Ich glaube: Wenn wir es schaffen ganze Menschen zu sein auf Arbeit und Organisationen so zu gestalten, dass sie ganz selbstverständlich Orte für Potentialentfaltung sind, dann sind wir in der Lage auch außerhalb der Arbeit mehr Mensch zu sein und können den Blick über das eigene Umfeld, den eigenen Tellerrand hinaus werfen und haben Raum, um zu fragen Was kann ich beitragen?
Dafür braucht es business unusual. Und business unlearning irgendwie auch.
Wie wäre das wohl, wenn wir einfach verlernen könnten, was wir bisher ganz automatisch tun in Organisationen, im Kontext Arbeit? Und dann neu anfangen und ein neues ‚usual‘ schaffen?
Ok ja, das klingt utopisch, keine Frage. Also mal die Utopie beiseitegeschoben und geschaut nach dem Wo und wie anfangen?. Um vielleicht eine New Work Entwicklung anzuschieben:
Wer business unusual wagen will, radikal anders arbeiten will (ihr dürft das dann auch gern New Work nennen), aber nicht weiß wie und es gleichzeitig eilig hat: der bringe als Team oder Unternehmen einfach das Thema Geld auf den Tisch.
Was ist dein und mein Beitrag wert?
Was ist fair?
Wozu tun wir das hier?
Was brauche ich – wirklich?
New Pay, eine Bezeichnung dafür, wie wir die jeweils investierte Energie von Mitarbeitenden in einer Unternehmung bewerten und ausgleichen (ob mit Geld, Urlaub, Weiterbildung, Wertschätzung, Wirksamkeit oder anderem) scheint die Speedlane zu New Work zu sein. Das darf ich gerade mit Verwegener & Trefflich erleben, denn wir stecken mitten in der Auseinandersetzung mit dem Thema Energieausgleich. Weg von Zeit gegen Geld hin zu …?
Mir wurde dadurch deutlich: Den bewussten Umgang mit Geld und Wert in Teams und Unternehmen haben wir dick und fest eingepackt und tief vergraben.
Einmal hochgebracht, bringt es all die tiefgreifenden Fragen um Augenhöhe, Sinn, Führung und Verantwortung ganz automatisch auf den Tisch. Es führt(e zumindest bei uns) zur Krise im besten, im produktiven Sinne und bringt damit Veränderung voran.

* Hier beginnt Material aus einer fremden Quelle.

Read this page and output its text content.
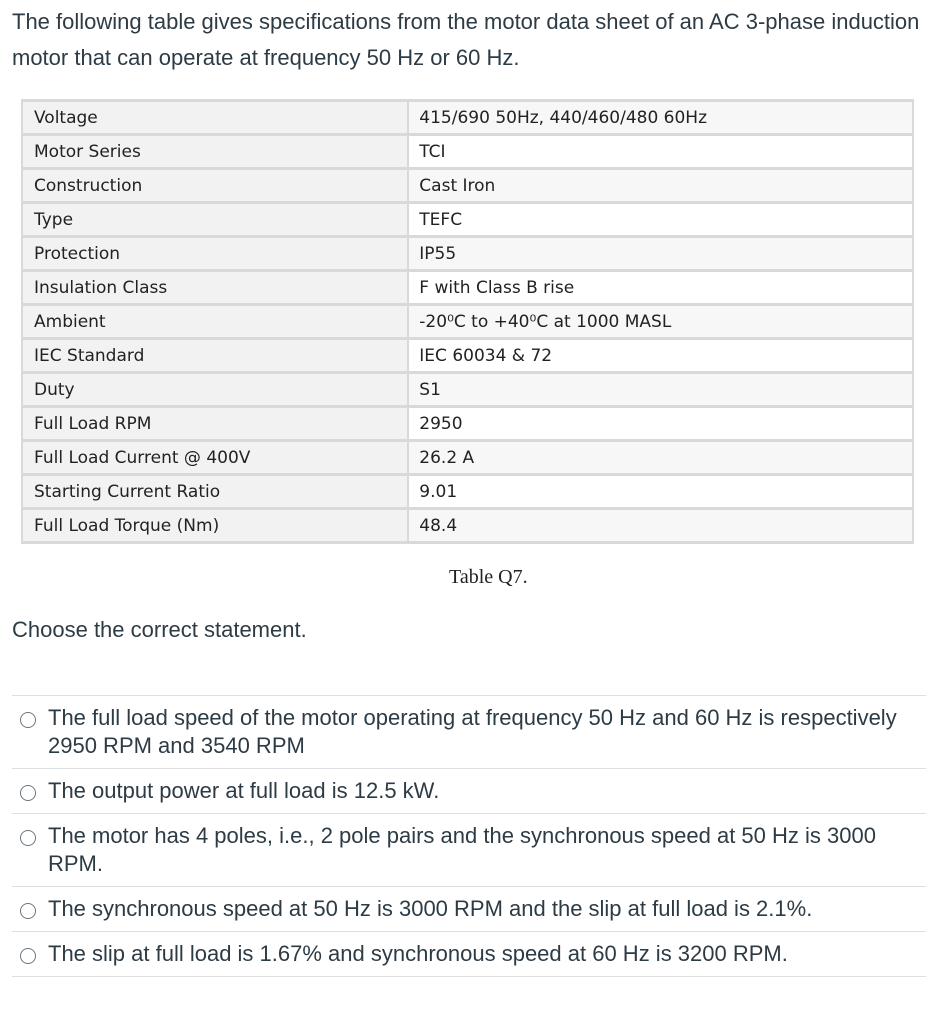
The following table gives specifications from the motor data sheet of an AC 3-phase induction motor that can operate at frequency 50 Hz or 60 Hz.
Voltage	415/690 50Hz, 440/460/480 60Hz
Motor Series	TCI
Construction	Cast Iron
Type	TEFC
Protection	IP55
Insulation Class	F with Class B rise
Ambient	-20⁰C to +40⁰C at 1000 MASL
IEC Standard	IEC 60034 & 72
Duty	S1
Full Load RPM	2950
Full Load Current @ 400V	26.2 A
Starting Current Ratio	9.01
Full Load Torque (Nm)	48.4
Table Q7.
Choose the correct statement.
The full load speed of the motor operating at frequency 50 Hz and 60 Hz is respectively 2950 RPM and 3540 RPM
The output power at full load is 12.5 kW.
The motor has 4 poles, i.e., 2 pole pairs and the synchronous speed at 50 Hz is 3000 RPM.
The synchronous speed at 50 Hz is 3000 RPM and the slip at full load is 2.1%.
The slip at full load is 1.67% and synchronous speed at 60 Hz is 3200 RPM.
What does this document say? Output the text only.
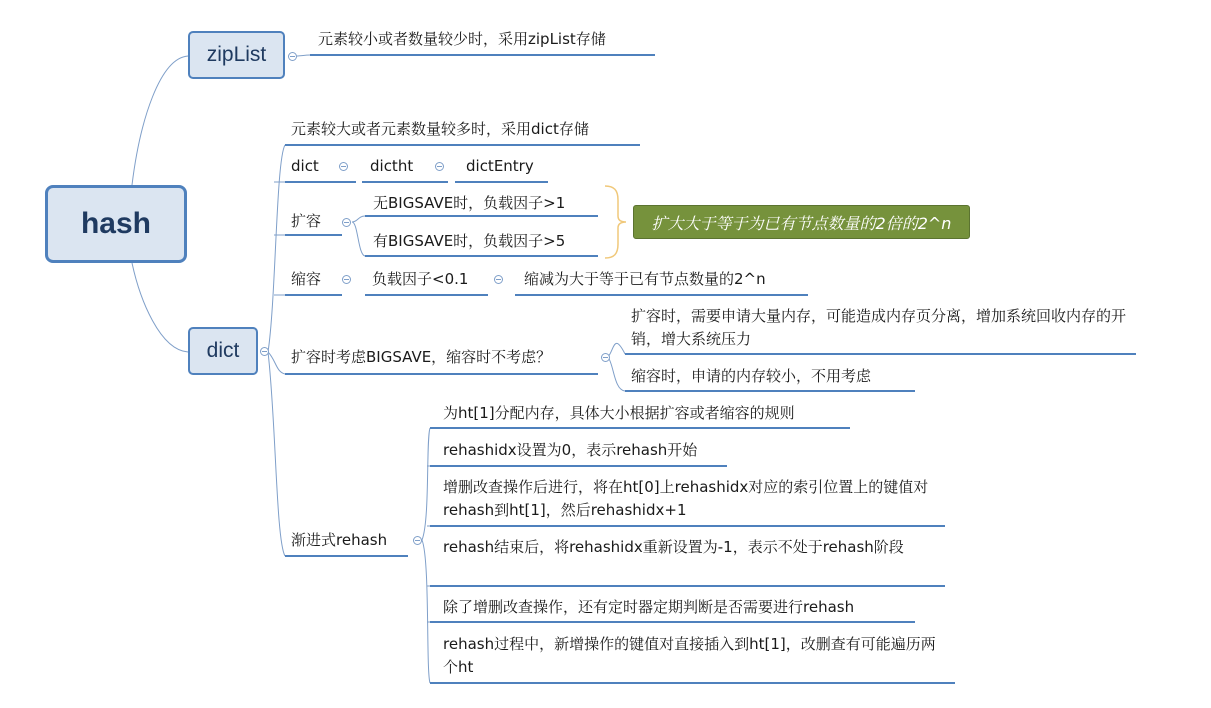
hash
zipList
元素较小或者数量较少时，采用zipList存储
dict
元素较大或者元素数量较多时，采用dict存储
dict	dictht	dictEntry
扩容
无BIGSAVE时，负载因子>1
有BIGSAVE时，负载因子>5
扩大大于等于为已有节点数量的2倍的2^n
缩容	负载因子<0.1	缩减为大于等于已有节点数量的2^n
扩容时考虑BIGSAVE，缩容时不考虑？
扩容时，需要申请大量内存，可能造成内存页分离，增加系统回收内存的开销，增大系统压力
缩容时，申请的内存较小，不用考虑
渐进式rehash
为ht[1]分配内存，具体大小根据扩容或者缩容的规则
rehashidx设置为0，表示rehash开始
增删改查操作后进行，将在ht[0]上rehashidx对应的索引位置上的键值对rehash到ht[1]，然后rehashidx+1
rehash结束后，将rehashidx重新设置为-1，表示不处于rehash阶段
除了增删改查操作，还有定时器定期判断是否需要进行rehash
rehash过程中，新增操作的键值对直接插入到ht[1]，改删查有可能遍历两个ht
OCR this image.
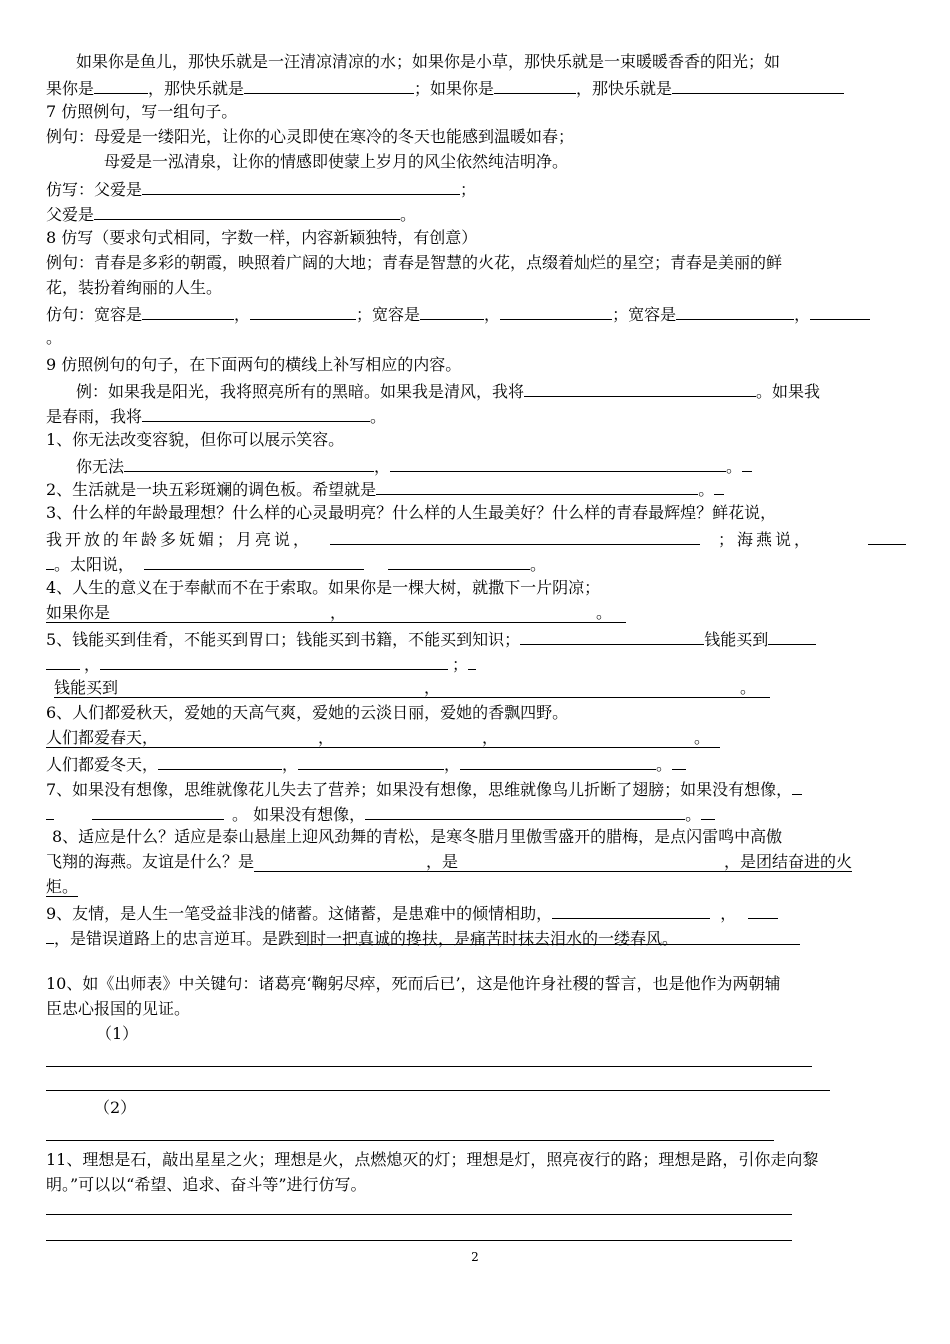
如果你是鱼儿，那快乐就是一汪清凉清凉的水；如果你是小草，那快乐就是一束暖暖香香的阳光；如
果你是	，那快乐就是	；如果你是	，那快乐就是
7 仿照例句，写一组句子。
例句：母爱是一缕阳光，让你的心灵即使在寒冷的冬天也能感到温暖如春；
母爱是一泓清泉，让你的情感即使蒙上岁月的风尘依然纯洁明净。
仿写：父爱是	；
父爱是	。
8 仿写（要求句式相同，字数一样，内容新颖独特，有创意）
例句：青春是多彩的朝霞，映照着广阔的大地；青春是智慧的火花，点缀着灿烂的星空；青春是美丽的鲜
花，装扮着绚丽的人生。
仿句：宽容是	，	；宽容是	，	；宽容是	，
。
9 仿照例句的句子，在下面两句的横线上补写相应的内容。
例：如果我是阳光，我将照亮所有的黑暗。如果我是清风，我将	。如果我
是春雨，我将	。
1、你无法改变容貌，但你可以展示笑容。
你无法	，	。
2、生活就是一块五彩斑斓的调色板。希望就是	。
3、什么样的年龄最理想？什么样的心灵最明亮？什么样的人生最美好？什么样的青春最辉煌？鲜花说，
我开放的年龄多妩媚；月亮说，	；海燕说，
。太阳说，	。
4、人生的意义在于奉献而不在于索取。如果你是一棵大树，就撒下一片阴凉；
如果你是	，	。
5、钱能买到佳肴，不能买到胃口；钱能买到书籍，不能买到知识；	钱能买到
，	；
钱能买到	，	。
6、人们都爱秋天，爱她的天高气爽，爱她的云淡日丽，爱她的香飘四野。
人们都爱春天，	，	，	。
人们都爱冬天，	，	，	。
7、如果没有想像，思维就像花儿失去了营养；如果没有想像，思维就像鸟儿折断了翅膀；如果没有想像，
。 如果没有想像，	。
8、适应是什么？适应是泰山悬崖上迎风劲舞的青松，是寒冬腊月里傲雪盛开的腊梅，是点闪雷鸣中高傲
飞翔的海燕。友谊是什么？是	，是	，是团结奋进的火
炬。
9、友情，是人生一笔受益非浅的储蓄。这储蓄，是患难中的倾情相助，	，
，是错误道路上的忠言逆耳。是跌到时一把真诚的搀扶，是痛苦时抹去泪水的一缕春风。
10、如《出师表》中关键句：诸葛亮‘鞠躬尽瘁，死而后已’，这是他许身社稷的誓言，也是他作为两朝辅
臣忠心报国的见证。
（1）
（2）
11、理想是石，敲出星星之火；理想是火，点燃熄灭的灯；理想是灯，照亮夜行的路；理想是路，引你走向黎
明。”可以以“希望、追求、奋斗等”进行仿写。
2
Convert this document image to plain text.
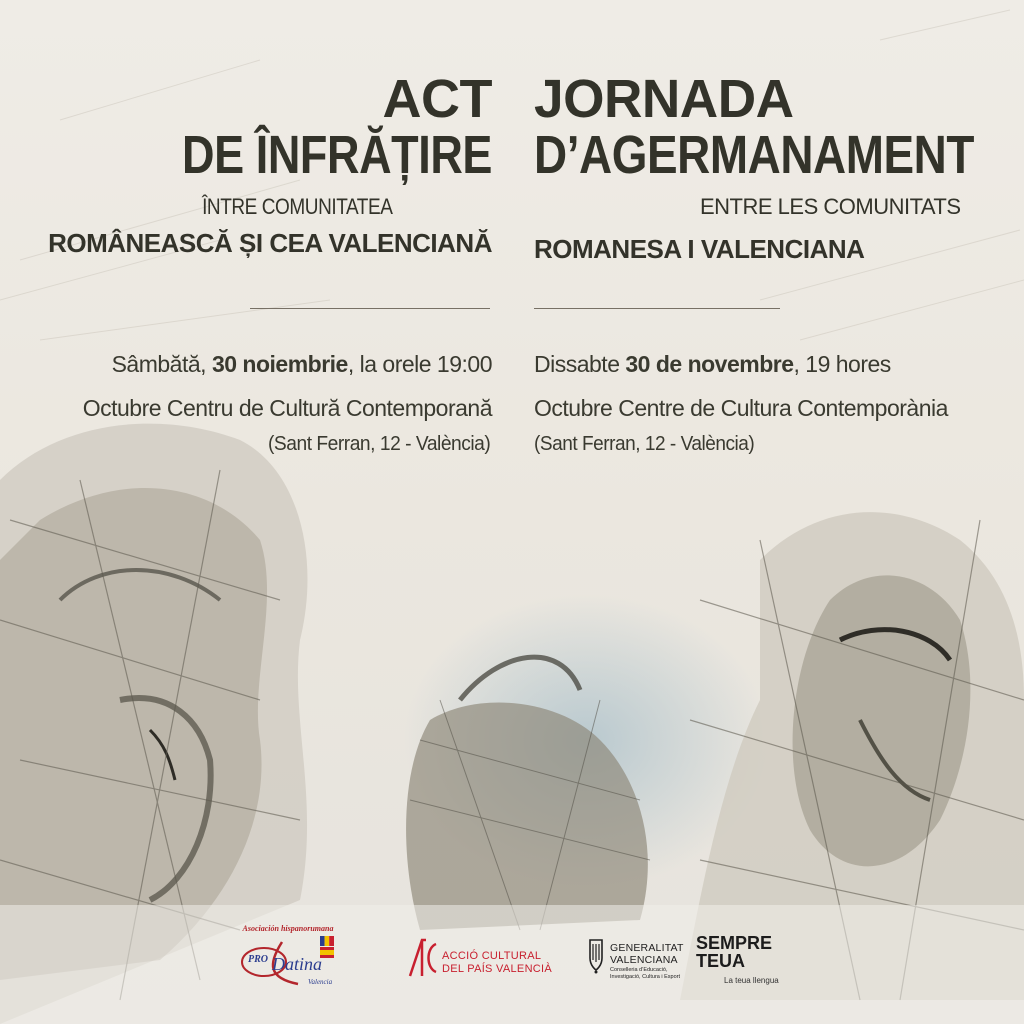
ACT
DE ÎNFRĂȚIRE
ÎNTRE COMUNITATEA
ROMÂNEASCĂ ȘI CEA VALENCIANĂ
Sâmbătă, 30 noiembrie, la orele 19:00
Octubre Centru de Cultură Contemporană
(Sant Ferran, 12 - València)
JORNADA
D’AGERMANAMENT
ENTRE LES COMUNITATS
ROMANESA I VALENCIANA
Dissabte 30 de novembre, 19 hores
Octubre Centre de Cultura Contemporània
(Sant Ferran, 12 - València)
Asociación hispanorumana
PRO Datina
Valencia
ACCIÓ CULTURAL
DEL PAÍS VALENCIÀ
GENERALITAT
VALENCIANA
Conselleria d’Educació,
Investigació, Cultura i Esport
SEMPRE
TEUA
La teua llengua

Ich hoffe sehr, dass unser aller Krisenerleben der vergangenen Monate dazu beiträgt, dass wir Krise eben auch als produktiven Zustand wahrnehmen können und entsprechend neugierig und mit hochgekrempelten Ärmeln die großen blinden Flecken in Teams und Organisationen, wie etwa das Thema Geld, anfassen und damit nach und nach die Arbeitswelt umkrempeln – und ich freue mich sehr auf Austausch dazu!
Natalie Bekel
Natalie ist Leipzigerin, Mit-Geschäftsführerin bei Verwegener & Trefflich und begleitet Teams und Unternehmen in Veränderungsprozessen. Mit diesen wirkt sie auf eine Arbeitswelt hin, in der Sinn, Potentialentfaltung und sozialökologisch verantwortungsvolles Handeln ganz selbstverständlich sind. Sie begleitet am liebsten Teams, die ihren eigenen Pfad zu neuem Arbeiten suchen – ein Weg, der meistens zu mehr Mensch und weniger Management führt.